Why Your Merchandising Team’s Effort is Lost on Your SEM Team, Part 2: Breaking Down Silos Between Merchandising and Marketing
Part one of this two-part series examined how to leverage your merchandising team's product catalog. This second and final installment will focus on how search engine marketers can coordinate with merchandising teams to synchronize paid search with on-site product search.
When consumers visit an e-commerce website, it's unlikely they find their desired product on the initial landing page. Chances are they use on-site search to find what they're looking for. Or they may not even care which retailer they buy from; they just enter a search term into Google and see which site has the best match at the lowest cost. Appropriately enough, online retailers have teams to address both of these consumer strategies — a merchandising team for on-site search and a SEM team for web search.
Unfortunately, merchandising and SEM teams commonly exist within silos that rarely communicate with each other. While some people hear this and worry about a human resources intervention, I hear it and worry about unrealized clicks and conversions.
Online merchandising teams spend considerable time grouping items together and deciding which products to display when consumers enter specific search terms.

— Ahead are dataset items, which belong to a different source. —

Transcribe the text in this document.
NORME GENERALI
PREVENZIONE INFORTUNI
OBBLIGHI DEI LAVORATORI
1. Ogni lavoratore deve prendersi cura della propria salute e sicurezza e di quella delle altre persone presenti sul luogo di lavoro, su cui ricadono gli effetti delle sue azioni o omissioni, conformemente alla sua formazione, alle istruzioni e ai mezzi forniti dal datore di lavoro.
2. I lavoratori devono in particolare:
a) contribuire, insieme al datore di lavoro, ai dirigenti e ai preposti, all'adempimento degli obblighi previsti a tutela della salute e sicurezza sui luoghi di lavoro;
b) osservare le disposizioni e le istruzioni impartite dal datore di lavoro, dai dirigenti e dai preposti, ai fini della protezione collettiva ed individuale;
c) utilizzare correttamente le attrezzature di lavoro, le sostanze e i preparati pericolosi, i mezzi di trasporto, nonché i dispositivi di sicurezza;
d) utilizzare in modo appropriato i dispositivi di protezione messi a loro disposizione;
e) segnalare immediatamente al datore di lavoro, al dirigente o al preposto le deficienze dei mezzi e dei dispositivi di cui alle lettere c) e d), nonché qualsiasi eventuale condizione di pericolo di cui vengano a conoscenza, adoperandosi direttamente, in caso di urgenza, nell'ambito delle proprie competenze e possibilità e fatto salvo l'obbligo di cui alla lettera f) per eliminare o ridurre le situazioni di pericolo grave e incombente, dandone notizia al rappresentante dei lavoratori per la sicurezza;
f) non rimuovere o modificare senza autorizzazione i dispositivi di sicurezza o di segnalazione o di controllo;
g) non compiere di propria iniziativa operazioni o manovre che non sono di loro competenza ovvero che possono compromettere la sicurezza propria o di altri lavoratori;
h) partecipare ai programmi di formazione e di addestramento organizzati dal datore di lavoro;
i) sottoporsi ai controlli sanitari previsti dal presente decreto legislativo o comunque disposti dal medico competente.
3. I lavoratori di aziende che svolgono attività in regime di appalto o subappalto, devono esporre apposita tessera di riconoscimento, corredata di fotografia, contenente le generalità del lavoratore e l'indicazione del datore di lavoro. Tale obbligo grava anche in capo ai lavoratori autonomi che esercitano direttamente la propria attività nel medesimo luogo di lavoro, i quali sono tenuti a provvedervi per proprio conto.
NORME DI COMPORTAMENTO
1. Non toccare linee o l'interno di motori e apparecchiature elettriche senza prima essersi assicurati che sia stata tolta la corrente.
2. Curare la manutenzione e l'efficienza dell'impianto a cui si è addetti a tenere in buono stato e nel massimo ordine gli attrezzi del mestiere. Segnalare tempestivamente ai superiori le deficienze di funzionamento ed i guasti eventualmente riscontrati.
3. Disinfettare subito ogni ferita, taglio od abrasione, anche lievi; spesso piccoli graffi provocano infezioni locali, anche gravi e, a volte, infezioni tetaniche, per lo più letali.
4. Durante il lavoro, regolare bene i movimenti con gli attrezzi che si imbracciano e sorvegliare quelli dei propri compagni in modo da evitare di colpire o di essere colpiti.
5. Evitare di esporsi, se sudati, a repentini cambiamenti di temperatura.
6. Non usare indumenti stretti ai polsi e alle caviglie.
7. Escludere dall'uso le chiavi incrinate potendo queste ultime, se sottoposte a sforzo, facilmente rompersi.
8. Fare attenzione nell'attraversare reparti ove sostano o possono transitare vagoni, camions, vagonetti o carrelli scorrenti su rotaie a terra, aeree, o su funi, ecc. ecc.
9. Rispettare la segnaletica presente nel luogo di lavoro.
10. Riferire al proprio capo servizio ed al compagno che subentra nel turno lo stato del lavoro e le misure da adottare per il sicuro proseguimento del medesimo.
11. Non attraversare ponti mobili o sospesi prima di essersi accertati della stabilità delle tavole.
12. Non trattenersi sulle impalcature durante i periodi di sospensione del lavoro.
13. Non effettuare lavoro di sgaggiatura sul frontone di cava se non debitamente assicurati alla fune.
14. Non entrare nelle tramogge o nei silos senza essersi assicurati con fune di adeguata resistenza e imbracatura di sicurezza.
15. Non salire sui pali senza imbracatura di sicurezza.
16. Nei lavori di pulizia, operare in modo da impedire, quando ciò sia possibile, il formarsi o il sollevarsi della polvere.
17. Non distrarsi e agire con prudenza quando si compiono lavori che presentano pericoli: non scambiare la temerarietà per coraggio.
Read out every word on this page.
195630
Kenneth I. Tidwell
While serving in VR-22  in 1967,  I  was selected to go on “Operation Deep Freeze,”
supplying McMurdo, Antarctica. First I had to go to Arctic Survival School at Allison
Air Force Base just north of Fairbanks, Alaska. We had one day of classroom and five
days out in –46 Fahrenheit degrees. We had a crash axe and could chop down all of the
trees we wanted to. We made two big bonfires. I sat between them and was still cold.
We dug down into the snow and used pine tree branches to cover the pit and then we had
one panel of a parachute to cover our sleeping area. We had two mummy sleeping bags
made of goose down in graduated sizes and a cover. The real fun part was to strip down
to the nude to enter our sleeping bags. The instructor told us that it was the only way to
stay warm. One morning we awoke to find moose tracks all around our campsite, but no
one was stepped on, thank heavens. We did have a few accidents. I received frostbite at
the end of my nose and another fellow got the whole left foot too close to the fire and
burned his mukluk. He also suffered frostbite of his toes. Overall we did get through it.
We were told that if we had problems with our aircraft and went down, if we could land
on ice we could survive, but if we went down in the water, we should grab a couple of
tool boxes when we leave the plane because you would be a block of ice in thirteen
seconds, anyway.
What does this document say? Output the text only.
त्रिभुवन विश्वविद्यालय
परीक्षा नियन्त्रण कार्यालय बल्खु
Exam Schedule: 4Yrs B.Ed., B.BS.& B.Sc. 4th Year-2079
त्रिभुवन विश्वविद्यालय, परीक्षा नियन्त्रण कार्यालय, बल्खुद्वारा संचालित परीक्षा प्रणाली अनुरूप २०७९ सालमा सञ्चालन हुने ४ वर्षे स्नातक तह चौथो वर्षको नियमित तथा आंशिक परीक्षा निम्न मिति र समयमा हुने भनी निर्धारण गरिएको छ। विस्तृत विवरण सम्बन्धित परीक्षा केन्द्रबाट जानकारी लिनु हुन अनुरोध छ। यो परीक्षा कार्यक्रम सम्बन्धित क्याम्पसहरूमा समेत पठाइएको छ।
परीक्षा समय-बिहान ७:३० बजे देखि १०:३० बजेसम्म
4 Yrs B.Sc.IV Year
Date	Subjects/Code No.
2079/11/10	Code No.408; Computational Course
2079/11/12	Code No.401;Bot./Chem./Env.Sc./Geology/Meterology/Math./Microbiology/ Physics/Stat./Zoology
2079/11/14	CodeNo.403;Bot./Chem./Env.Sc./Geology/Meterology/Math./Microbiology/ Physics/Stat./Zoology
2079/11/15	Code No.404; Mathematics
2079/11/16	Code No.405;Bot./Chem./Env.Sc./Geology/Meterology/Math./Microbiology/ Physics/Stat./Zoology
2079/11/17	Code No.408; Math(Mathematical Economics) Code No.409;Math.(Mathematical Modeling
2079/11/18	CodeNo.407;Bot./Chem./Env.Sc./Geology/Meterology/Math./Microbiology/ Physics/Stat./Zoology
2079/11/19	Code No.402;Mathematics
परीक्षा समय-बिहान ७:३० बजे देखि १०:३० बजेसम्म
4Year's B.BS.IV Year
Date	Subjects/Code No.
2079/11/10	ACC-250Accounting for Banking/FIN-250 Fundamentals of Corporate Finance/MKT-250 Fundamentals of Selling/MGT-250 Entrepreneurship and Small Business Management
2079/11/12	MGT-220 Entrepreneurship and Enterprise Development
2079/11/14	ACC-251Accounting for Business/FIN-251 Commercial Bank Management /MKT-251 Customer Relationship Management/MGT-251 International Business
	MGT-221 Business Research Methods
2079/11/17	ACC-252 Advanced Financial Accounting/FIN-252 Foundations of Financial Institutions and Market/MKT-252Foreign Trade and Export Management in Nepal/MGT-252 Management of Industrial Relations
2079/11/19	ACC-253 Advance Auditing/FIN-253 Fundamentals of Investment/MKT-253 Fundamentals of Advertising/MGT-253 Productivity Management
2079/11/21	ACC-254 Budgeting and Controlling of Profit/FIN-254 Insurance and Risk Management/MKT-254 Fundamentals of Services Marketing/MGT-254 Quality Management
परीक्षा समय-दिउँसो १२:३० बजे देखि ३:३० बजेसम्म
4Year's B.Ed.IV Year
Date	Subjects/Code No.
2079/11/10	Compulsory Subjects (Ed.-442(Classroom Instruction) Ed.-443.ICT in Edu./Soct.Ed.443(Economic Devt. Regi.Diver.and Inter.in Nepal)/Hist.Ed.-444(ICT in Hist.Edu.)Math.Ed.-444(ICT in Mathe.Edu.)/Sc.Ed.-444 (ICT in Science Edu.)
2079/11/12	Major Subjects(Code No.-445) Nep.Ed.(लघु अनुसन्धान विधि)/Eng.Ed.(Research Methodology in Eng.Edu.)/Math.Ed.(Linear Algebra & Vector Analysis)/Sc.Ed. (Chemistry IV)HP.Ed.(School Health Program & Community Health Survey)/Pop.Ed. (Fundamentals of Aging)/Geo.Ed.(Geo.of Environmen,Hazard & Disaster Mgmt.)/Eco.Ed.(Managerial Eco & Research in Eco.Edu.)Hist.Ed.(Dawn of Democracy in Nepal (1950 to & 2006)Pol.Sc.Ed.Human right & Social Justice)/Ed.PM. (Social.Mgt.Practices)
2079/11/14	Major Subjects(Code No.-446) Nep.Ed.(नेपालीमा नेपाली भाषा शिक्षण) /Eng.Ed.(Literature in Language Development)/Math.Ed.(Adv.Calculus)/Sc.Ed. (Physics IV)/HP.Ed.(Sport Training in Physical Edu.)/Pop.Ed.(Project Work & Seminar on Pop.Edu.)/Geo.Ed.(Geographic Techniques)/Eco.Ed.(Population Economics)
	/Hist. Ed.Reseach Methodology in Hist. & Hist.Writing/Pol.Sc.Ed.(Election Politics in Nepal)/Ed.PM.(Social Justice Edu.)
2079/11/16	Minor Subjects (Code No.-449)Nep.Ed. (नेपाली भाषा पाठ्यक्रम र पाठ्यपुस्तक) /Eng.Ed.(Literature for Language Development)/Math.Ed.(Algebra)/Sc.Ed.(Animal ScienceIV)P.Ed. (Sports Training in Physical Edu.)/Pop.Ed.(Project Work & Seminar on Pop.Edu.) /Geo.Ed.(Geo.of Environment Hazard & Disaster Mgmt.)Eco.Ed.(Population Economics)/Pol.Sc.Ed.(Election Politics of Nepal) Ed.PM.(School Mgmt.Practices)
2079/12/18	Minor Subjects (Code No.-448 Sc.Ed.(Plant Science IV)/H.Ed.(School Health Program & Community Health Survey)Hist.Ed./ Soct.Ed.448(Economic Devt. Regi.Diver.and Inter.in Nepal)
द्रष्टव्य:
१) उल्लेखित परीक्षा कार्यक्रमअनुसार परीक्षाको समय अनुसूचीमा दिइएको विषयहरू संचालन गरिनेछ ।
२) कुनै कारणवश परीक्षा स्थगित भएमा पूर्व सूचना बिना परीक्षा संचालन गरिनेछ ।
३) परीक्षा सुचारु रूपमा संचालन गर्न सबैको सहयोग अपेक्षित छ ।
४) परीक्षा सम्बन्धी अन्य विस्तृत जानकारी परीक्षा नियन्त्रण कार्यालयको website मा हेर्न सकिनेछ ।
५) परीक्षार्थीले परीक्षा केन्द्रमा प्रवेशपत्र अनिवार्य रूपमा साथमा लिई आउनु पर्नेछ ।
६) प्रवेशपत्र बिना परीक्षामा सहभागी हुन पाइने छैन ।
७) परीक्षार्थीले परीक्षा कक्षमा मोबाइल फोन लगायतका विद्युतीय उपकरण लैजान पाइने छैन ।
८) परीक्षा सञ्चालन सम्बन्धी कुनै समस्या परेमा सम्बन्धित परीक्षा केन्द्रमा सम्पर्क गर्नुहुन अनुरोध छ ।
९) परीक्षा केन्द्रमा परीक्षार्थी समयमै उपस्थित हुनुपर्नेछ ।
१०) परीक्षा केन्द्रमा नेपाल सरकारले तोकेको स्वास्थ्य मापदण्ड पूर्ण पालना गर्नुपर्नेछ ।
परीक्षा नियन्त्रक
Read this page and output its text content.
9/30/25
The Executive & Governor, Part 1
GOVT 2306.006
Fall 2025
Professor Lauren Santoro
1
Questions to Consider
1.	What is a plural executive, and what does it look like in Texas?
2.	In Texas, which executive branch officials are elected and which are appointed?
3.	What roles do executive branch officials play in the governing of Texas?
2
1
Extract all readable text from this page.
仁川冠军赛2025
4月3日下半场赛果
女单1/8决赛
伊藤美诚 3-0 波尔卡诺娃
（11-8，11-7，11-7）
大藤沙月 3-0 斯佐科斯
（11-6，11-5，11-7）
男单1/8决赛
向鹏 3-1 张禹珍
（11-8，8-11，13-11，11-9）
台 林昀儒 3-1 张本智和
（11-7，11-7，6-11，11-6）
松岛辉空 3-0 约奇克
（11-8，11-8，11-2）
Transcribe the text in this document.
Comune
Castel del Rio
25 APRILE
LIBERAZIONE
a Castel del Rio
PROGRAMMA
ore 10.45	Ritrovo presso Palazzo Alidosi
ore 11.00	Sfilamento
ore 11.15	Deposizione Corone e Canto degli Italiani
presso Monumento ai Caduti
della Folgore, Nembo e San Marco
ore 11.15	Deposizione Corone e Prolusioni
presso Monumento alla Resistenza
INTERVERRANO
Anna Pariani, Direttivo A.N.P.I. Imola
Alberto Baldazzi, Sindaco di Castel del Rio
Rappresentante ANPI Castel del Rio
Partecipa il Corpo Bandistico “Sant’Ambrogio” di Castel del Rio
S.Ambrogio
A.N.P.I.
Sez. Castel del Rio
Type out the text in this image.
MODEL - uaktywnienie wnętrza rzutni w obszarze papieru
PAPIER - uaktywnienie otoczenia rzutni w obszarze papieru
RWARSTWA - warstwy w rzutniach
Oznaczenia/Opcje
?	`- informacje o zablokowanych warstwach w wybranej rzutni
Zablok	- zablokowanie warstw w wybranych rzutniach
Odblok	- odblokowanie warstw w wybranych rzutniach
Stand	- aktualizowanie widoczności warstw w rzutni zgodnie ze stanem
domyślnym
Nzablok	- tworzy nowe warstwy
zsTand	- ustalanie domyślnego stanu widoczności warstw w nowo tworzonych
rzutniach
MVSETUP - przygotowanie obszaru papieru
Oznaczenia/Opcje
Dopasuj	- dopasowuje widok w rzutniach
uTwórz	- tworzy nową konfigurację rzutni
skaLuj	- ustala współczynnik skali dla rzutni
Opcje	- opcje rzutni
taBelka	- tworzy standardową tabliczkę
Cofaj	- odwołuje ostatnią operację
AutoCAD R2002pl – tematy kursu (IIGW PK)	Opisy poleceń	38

Likewise, SEM teams dedicate resources to identify the keywords and phrases that lead to the most relevant landing pages. What these teams rarely do is share how their efforts can be integrated to produce results. Remedying this situation and breaking down the silos will lead to more targeted web-search landing pages, more strategic keyword selection and bidding, and ultimately higher clickthrough and conversion rates.
For example, imagine your merchandising team has a page dedicated to women's sweaters. Predominately displayed on the women's sweater page are navigational facets that allow shoppers to narrow their search by specific colors, patterns and fabrics. If your SEM team knows this, it no longer has to place a high bid on the term "sweater." Instead, it could bid on less expensive, more targeted terms such as "red sweater" or "striped sweater" or "cotton sweater."